Toyota introduces new LPG hybrid taxi in Japan; trial of lane-specific congestion info from taxi data
Toyota Motor Corporation has introduced a new taxi vehicle for Japan, the “JPN Taxi.” Equipped with a newly developed liquefied petroleum gas (LPG) hybrid system, the new model offers 19.4 km/L (45.6 mpg US, 5.51 l/100 km) fuel economy and sharply reduced CO2 emissions. Toyota made enhancements to safety equipment, including adding the Toyota Safety Sense C package and six SRS airbags as standard features. The new model is now available at Toyota and Toyopet dealers nationwide.
The new model showcases a people-friendly, universal design that provides usability and comfort to a wide range of people through continual innovations and improvements, from grab handles to the overall vehicle structure. Design features include a low, flat floor, making it easy for customers to ingress and egress from the taxi, a wide-opening, power rear sliding door (left side only) and space to accommodate wheelchair users.
This model offers the driver an optimal range of vision, in part through innovations to the position and shape of the pillars and the use of fender mirrors. As a design priority for this taxi model, functionality was improved by positioning the dashboard instruments and other devices in the taxi to allow easy access, including the placement of the GPS system and taxi meter in a spot that is easy for customers to see.
The taxi is designed to beautifully complement the cityscape while at the same time being easily recognizable as a taxi. This is achieved in part due to the car’s styling as well as the body’s deep indigo (koiai) tone, a traditional color that has long been a symbol of Japan.

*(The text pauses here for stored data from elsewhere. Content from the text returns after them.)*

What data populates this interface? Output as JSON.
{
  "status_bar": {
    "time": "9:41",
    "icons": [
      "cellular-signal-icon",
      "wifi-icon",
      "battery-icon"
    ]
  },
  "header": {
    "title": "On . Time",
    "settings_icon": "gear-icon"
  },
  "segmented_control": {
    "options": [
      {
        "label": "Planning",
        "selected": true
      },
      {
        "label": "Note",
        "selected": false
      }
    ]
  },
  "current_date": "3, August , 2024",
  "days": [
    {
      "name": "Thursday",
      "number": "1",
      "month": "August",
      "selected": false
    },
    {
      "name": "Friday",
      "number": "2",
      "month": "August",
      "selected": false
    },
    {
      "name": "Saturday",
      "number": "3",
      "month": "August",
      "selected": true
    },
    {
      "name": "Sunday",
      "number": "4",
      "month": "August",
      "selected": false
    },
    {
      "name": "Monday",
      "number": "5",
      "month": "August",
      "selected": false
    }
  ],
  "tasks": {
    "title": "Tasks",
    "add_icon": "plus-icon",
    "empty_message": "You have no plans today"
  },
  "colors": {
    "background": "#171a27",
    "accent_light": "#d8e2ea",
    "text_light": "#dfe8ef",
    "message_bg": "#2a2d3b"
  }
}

Toyota began its venture into the taxi industry in Japan in 1936 with the introduction of the Toyota Model AA. In 1953, Toyota released the Toyopet Super RH model and other vehicles, which have become fixtures helping transport many people over the years. Toyota taxis have and will continue to travel greater distances than the average vehicle and be used in the toughest road conditions. This could be considered the starting point for automobiles that pursue a vision of ideal automotive development.
JPN Taxi will be available in two grades: Standard and Premium. Toyota will exhibit the JPN Taxi at the 45th Tokyo Motor Show 2017, and also plans to use the taxi to greet visitors from around the world in 2020, when Tokyo hosts the Olympic and Paralympic Games.
Lane-specific congestion data. Separately, Toyota announced that as an outcome of ongoing verification testing being conducted with the Japan Federation of Hire-Taxi Associations since April 2017, it will start on a trial basis a service that provides lane-specific traffic-congestion information to its TC Smartphone Navigation smartphone app. The information is to be generated by analyzing driving video and vehicle data collected from Toyota’s data-transmission TransLog driving recorder installed on 500 taxis operating in the Tokyo metropolitan area. This trial service is to start in the spring of 2018.
Toyota has been providing services such as airbag-deployment emergency notification, automatic navigational map-data updating and operator services using its data communications module (DCM) commercialized in 2002. Toyota started to make DCMs standard on Lexus-brand vehicles and optional on Toyota-brand vehicles in 2005. Using driving data collected from DCMs, Toyota also has been providing its “T-Probe” big-data traffic information service since 2011, which is currently available through original-equipment navigation systems and through Toyota’s TC Smartphone Navigation smartphone app.
The lane-specific traffic-congestion information Toyota plans to provide, complementing Toyota’s DCM-enabled services, is generated by AI-facilitated analysis of driving image data collected from TransLog units. Whereas conventional traffic-congestion information only informed drivers of traffic conditions for segments of roadway, Toyota’s newly developed system better supports drivers by providing information on traffic conditions by lane, with such information confirmable through on-screen photographs.
The lane-specific traffic-congestion information trial service is to only cover traffic conditions in the Tokyo metropolitan area and be accessible only via TC Smartphone Navigation. However, based on user rates and various technical evaluations, Toyota plans to consider expanding the areas covered and the types of devices through which the service can be accessed.
Also, from driving video data acquired through taxis, Toyota expects to be able to obtain information on road construction and traffic accidents, on roadway obstacles, as well as on parking-space vacancies and the degree of congestion around various retail outlets directly facing streets and other roadways. Toyota plans to advance its development of new traffic information services based on real-time extraction of key elements from such information.